L’octroi de passeports russes à des ukrainiens est une atteinte à la souveraineté de l’Ukraine. [en]

Ukraine
Intervention de M. Delattre François, représentant permanent de la France auprès des Nations unies
Conseil de sécurité - 25 avril 2019

Monsieur le Président,

Je souhaiterais remercier Mme Rosemary Di Carlo, Mme Müller, M. Apakan et M. Sajdik pour leurs présentations éclairantes de la situation tragique à laquelle l’Ukraine est confrontée. Permettez-moi aussi d’exprimer à MM. Apakan et Sajdik toute notre reconnaissance pour la qualité du travail effectué.

La France condamne fermement la décision de la Russie de faciliter l’octroi de la nationalité russe aux citoyens ukrainiens résidant dans certaines zones des oblasts ukrainiens de Donetsk et de Louhansk. En agissant de la sorte, la Russie porte délibérément atteinte à l’esprit des Accords de Minsk.

Cette décision provocatrice intervient au lendemain de l’élection d’un nouveau président en Ukraine, qui a fait d’une politique de main tendue vers les populations de l’Est de l’Ukraine un des aspects centraux de sa campagne électorale. Cinq ans après le début de la déstabilisation du Donbass, la Russie manifeste ainsi son absence de volonté politique de contribuer à la mise en œuvre des Accords de Minsk, mais aussi le peu de cas qu’elle fait des engagements auxquels elle a souscrit. La décision de faciliter l’octroi de passeports russes à des citoyens ukrainiens constitue une atteinte flagrante à la souveraineté de l’Ukraine, tout comme l’avait été l’organisation de pseudos-élections en territoires sous contrôle séparatiste le 11 novembre dernier.

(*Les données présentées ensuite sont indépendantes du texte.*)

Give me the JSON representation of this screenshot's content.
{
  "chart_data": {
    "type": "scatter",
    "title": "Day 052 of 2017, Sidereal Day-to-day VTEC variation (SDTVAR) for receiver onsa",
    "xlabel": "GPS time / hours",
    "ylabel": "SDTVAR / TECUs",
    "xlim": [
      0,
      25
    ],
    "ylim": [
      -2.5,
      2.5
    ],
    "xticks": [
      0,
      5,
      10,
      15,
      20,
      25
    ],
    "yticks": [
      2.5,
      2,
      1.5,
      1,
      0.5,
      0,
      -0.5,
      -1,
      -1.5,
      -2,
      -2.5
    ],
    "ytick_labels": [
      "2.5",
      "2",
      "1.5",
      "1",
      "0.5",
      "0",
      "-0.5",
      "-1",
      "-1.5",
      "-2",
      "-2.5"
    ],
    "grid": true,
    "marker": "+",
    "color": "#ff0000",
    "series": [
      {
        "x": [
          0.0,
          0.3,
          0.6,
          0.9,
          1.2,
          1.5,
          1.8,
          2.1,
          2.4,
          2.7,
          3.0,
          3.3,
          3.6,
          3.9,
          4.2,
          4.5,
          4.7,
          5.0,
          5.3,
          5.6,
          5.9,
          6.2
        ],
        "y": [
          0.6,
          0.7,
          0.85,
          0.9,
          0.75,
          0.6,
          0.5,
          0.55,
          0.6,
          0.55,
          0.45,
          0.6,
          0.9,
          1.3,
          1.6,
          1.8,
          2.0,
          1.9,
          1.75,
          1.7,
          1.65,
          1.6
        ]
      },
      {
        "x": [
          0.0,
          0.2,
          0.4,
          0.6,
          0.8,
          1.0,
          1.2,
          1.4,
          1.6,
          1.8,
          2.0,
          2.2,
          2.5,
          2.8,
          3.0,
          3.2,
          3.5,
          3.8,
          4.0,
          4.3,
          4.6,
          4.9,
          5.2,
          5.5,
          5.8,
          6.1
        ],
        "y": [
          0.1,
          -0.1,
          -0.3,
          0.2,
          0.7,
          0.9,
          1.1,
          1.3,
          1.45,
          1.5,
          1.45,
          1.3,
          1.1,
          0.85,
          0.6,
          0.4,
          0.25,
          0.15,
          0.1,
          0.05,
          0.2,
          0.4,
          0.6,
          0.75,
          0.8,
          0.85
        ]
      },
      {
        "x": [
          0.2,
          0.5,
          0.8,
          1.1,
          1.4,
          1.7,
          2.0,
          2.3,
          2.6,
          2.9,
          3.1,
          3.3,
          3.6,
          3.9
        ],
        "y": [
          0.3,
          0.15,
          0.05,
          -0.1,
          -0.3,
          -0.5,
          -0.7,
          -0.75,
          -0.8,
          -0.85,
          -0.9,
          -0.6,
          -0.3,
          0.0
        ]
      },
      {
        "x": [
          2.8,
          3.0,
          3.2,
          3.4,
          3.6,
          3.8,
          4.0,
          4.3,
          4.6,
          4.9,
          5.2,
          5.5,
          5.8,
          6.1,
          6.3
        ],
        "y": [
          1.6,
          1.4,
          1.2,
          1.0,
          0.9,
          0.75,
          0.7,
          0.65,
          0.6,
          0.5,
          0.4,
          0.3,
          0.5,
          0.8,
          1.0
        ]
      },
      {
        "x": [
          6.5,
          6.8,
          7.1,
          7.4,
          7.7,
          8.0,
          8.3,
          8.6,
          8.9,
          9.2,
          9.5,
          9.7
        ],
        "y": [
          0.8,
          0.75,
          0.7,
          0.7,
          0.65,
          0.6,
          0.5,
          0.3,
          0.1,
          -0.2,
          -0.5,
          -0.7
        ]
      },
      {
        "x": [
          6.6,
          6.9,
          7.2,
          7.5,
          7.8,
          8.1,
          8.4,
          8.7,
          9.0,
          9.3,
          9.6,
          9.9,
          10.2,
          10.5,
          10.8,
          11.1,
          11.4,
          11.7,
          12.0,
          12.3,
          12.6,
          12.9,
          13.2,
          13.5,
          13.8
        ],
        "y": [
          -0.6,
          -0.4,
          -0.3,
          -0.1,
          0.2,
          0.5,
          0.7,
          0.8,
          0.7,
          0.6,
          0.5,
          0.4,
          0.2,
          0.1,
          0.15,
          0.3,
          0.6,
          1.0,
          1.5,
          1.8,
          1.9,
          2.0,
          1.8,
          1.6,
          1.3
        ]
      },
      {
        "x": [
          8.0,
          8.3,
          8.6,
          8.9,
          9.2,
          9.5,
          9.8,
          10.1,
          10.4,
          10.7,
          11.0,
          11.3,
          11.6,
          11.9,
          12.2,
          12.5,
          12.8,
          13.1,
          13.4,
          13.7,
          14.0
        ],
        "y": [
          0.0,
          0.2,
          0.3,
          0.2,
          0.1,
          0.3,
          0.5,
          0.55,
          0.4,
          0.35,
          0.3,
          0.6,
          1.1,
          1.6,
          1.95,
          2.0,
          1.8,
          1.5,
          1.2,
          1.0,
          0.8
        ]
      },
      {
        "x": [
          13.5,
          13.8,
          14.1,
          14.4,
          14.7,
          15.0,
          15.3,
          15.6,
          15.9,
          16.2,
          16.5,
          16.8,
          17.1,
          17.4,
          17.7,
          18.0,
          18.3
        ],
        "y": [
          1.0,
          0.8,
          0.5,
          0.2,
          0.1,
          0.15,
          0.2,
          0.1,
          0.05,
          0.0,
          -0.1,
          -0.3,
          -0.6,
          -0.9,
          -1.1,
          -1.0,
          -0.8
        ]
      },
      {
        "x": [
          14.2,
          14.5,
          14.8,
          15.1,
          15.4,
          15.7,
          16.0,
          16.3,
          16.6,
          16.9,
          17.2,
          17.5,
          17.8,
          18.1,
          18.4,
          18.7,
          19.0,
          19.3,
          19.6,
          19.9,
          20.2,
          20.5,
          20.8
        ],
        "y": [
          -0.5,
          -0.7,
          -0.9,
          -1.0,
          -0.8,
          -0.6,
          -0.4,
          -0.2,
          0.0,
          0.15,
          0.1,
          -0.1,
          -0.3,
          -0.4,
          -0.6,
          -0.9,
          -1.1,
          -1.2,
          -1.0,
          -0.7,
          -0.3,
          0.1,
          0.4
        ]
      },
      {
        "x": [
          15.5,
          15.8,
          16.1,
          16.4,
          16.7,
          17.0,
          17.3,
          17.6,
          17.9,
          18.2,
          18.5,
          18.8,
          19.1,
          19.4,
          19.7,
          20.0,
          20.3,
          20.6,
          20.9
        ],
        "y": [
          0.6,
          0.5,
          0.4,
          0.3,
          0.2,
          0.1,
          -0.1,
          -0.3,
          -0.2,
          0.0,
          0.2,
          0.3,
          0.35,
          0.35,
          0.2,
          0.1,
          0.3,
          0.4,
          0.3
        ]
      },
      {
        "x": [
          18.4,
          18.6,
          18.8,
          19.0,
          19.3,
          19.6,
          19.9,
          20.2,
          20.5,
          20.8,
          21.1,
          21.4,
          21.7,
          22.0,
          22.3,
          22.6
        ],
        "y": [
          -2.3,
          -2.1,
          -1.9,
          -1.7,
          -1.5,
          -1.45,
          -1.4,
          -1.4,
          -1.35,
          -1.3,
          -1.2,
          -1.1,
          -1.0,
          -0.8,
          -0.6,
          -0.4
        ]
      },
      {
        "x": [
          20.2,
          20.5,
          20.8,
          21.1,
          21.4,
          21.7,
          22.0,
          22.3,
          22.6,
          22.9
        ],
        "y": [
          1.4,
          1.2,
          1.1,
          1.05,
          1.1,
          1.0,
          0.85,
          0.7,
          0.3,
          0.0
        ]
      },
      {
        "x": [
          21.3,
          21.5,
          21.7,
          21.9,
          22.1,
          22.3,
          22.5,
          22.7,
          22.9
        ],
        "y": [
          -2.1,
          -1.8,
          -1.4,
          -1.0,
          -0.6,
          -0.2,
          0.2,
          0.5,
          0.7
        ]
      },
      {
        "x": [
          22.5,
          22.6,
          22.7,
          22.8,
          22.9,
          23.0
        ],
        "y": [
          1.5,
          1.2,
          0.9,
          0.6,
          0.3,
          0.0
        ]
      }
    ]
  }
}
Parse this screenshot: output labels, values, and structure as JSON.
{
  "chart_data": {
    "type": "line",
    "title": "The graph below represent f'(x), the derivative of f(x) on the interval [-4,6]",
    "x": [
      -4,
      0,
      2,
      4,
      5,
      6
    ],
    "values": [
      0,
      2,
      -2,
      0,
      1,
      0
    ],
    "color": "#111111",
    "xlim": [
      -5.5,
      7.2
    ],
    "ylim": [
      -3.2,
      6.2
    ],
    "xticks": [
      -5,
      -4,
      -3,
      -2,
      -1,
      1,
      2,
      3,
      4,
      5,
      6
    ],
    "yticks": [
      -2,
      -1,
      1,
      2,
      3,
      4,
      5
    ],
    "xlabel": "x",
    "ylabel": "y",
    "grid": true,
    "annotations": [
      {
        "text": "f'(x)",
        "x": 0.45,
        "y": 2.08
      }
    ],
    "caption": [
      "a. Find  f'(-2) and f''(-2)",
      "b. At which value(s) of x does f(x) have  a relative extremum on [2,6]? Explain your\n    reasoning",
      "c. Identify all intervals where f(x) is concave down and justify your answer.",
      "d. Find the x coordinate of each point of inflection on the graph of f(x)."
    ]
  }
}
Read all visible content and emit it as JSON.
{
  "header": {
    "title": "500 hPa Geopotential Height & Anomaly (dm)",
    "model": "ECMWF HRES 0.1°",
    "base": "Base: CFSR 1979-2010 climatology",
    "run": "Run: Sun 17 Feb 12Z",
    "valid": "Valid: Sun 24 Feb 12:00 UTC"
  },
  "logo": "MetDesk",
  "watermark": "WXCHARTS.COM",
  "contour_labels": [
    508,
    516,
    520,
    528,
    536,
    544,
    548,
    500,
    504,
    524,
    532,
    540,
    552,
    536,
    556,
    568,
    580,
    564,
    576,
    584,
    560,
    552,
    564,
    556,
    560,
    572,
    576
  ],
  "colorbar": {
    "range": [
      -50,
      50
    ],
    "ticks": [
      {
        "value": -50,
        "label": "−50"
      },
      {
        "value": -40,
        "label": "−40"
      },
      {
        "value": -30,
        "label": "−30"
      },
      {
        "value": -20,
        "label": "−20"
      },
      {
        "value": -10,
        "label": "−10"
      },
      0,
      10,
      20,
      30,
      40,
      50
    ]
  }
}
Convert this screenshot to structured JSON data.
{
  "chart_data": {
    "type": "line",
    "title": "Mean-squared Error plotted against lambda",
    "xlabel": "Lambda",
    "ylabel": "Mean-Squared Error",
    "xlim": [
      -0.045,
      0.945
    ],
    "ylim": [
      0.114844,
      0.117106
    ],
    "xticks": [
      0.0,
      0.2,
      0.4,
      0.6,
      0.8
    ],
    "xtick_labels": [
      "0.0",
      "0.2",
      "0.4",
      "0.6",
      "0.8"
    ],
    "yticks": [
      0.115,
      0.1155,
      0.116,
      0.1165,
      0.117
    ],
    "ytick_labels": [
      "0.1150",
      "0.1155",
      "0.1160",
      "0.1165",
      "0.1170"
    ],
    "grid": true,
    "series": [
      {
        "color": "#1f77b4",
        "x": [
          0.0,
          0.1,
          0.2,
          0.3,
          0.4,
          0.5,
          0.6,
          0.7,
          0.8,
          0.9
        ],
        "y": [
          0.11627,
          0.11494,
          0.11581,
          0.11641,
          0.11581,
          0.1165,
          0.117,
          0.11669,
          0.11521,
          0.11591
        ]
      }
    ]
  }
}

Dans ce contexte je souhaiterais insister sur trois points :
1/ D’abord, les prétendus motifs humanitaires avancés par la partie russe n’ont aucun fondement. Alors que plusieurs millions de personnes ont aujourd’hui besoin d’une aide humanitaire en Ukraine, les autorités séparatistes de facto continuent d’entraver l’accès des organisations humanitaires aux territoires qu’elles contrôlent, contribuant ainsi à aggraver la situation des personnes les plus vulnérables.

Ce sont des gestes concrets qui doivent aujourd’hui contribuer à améliorer la situation humanitaire. Je citerai en particulier la rénovation du pont de Stanitsa Louhanska et l’ouverture de nouveaux points de passage de part et d’autre de la ligne de contact, afin de faciliter les déplacements de centaines de milliers de personnes. Un nouvel échange de prisonniers doit également être une priorité, le dernier échange de prisonniers liés au conflit remontant à 2017.

2/ Il est par ailleurs urgent d’améliorer de manière durable la situation sécuritaire. Ce sera mon deuxième point. En effet, le cessez-le-feu n’est toujours pas respecté par les parties, pas plus que le retrait des armes lourdes. Les mines continuent de faire des victimes de manière indiscriminée de part et d’autre de la ligne de contact. La Russie a une responsabilité indéniable, du fait de son influence considérable sur les séparatistes, qu’elle continue de soutenir financièrement et militairement.

Les Accords de Minsk prévoient une observation de la situation et de la mise en œuvre des Accords par l’OSCE, dont la Mission spéciale d’observation doit avoir un accès libre et sans entrave à l’ensemble de la zone de conflit tel que prévu par son mandat. Nous condamnons fermement les entraves à sa circulation et les atteintes à la sécurité de ses personnels et de ses équipements qui sont quotidiennement constatées sur le terrain, notamment en zone séparatiste.

3/ La solution à cette crise n’est pas de donner des passeports russes à des citoyens ukrainiens. Elle est de respecter les engagements pris dans le cadre des Accords de Minsk en vue de mettre un terme au conflit. Ce sera mon dernier point.

Ces derniers développements alarmants ouvrent une période d’incertitude, alors même que le nouveau président ukrainien, M.Volodymyr Zelenskiy, a affiché sa détermination à relancer la mise en œuvre des accords de Minsk et à engager un rapprochement avec les populations résidant dans les zones actuellement en dehors du contrôle du gouvernement ukrainien.

Outre la question du Donbass, nous n’oublions pas la République autonome de Crimée et la ville de Sébastopol. Cinq ans après l’annexion illégale de la péninsule ukrainienne, nous assistons à une dégradation constante de la situation des droits de l’Homme, en particulier s’agissant de la communauté des Tatars de Crimée.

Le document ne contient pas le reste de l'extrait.